Collaboration: The Key in Complex Systems
TB is a complex problem, and it cannot be solved by one party alone. Governments play a primary role in setting policies and providing services. However, the private sector, civil society, and communities also have important roles to play.
Private health facilities, for example, are often the first point of contact for patients. Without proper integration, many cases go unreported in the national system. Communities have a role to play in education, patient support, and stigma reduction. The business sector can contribute by creating a supportive work environment for TB detection and treatment. Strong, structured collaboration is key to ensuring the entire system works in concert.
Key Challenges: Speed and Consistency
In many ways, Indonesia does not lack capacity. We have competent healthcare workers, increasingly advanced technology, and a clear policy framework. However, the main challenge often lies in the speed and consistency of implementation.

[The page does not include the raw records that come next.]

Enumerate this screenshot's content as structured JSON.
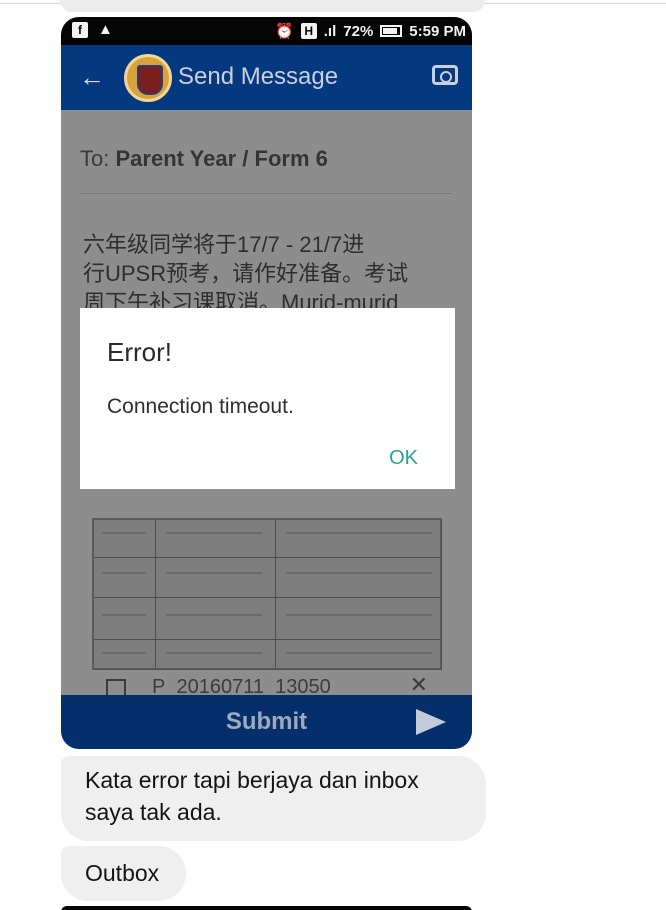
{
  "status_bar": {
    "left_icons": [
      "facebook-icon",
      "warning-icon"
    ],
    "battery": "72%",
    "time": "5:59 PM"
  },
  "app_bar": {
    "back_icon": "back-arrow-icon",
    "title": "Send Message",
    "camera_icon": "camera-icon"
  },
  "form": {
    "to_prefix": "To:",
    "to_value": "Parent Year / Form 6",
    "message_lines": [
      "六年级同学将于17/7 - 21/7进",
      "行UPSR预考，请作好准备。考试",
      "周下午补习课取消。Murid-murid"
    ],
    "attachment_name": "P_20160711_13050",
    "attachment_icon": "image-icon",
    "attachment_close": "✕"
  },
  "submit": {
    "label": "Submit",
    "icon": "send-icon"
  },
  "dialog": {
    "title": "Error!",
    "message": "Connection timeout.",
    "ok": "OK"
  },
  "chat": {
    "bubble_1": "Kata error tapi berjaya dan inbox saya tak ada.",
    "bubble_2": "Outbox"
  },
  "colors": {
    "app_bar": "#05397f",
    "submit_bar": "#052f6b",
    "dialog_ok": "#2aa397",
    "bubble": "#efefef"
  }
}
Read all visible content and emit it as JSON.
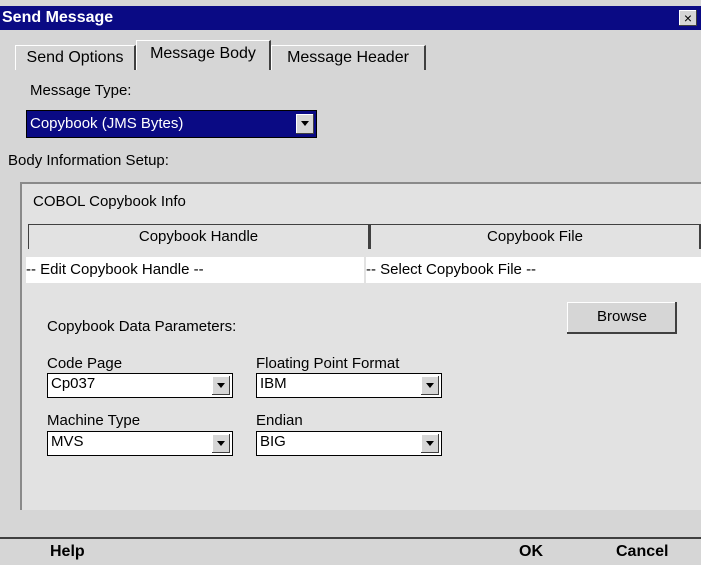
{
  "window": {
    "title": "Send Message",
    "close_symbol": "×"
  },
  "tabs": [
    {
      "label": "Send Options",
      "active": false
    },
    {
      "label": "Message Body",
      "active": true
    },
    {
      "label": "Message Header",
      "active": false
    }
  ],
  "message_type": {
    "label": "Message Type:",
    "value": "Copybook (JMS Bytes)"
  },
  "body_info": {
    "label": "Body Information Setup:",
    "panel_title": "COBOL Copybook Info",
    "columns": [
      "Copybook Handle",
      "Copybook File"
    ],
    "row": [
      "-- Edit Copybook Handle --",
      "-- Select Copybook File --"
    ],
    "params_label": "Copybook Data Parameters:",
    "browse_label": "Browse"
  },
  "fields": {
    "code_page": {
      "label": "Code Page",
      "value": "Cp037"
    },
    "floating_point": {
      "label": "Floating Point Format",
      "value": "IBM"
    },
    "machine_type": {
      "label": "Machine Type",
      "value": "MVS"
    },
    "endian": {
      "label": "Endian",
      "value": "BIG"
    }
  },
  "footer": {
    "help": "Help",
    "ok": "OK",
    "cancel": "Cancel"
  },
  "colors": {
    "title_bg": "#0a0a84",
    "selected_bg": "#0a0a84",
    "window_bg": "#d6d6d6"
  }
}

TB is a disease that doesn't wait. Every day of delay means new infections. Every delay in diagnosis means an increased risk of death. Therefore, speed is key, not only in formulating policies, but also in ensuring that those policies are actually implemented on the ground.
Decisions to be Made Now
Ending TB requires more than just commitment. It requires concrete decisions.
The decision to strengthen primary services.
The decision to expand access to rapid diagnosis.
The decision to integrate data systems.
The decision to direct financing towards results.
The decision to strengthen cross-sector collaboration.
These decisions may not always be easy, but without them, change will not happen.
Finally: Returning Focus to Humans
Ultimately, TB isn't just about numbers. It's about people. Every case is an individual with a story, a family, and hopes. Every death is a preventable loss.
Ending TB is part of the nation's commitment to protecting its people. This is not just about health, but about justice—that everyone has an equal right to a healthy life.
And ultimately, our success will not be measured by how many policies we enact, but by one most fundamental thing: how many lives we save.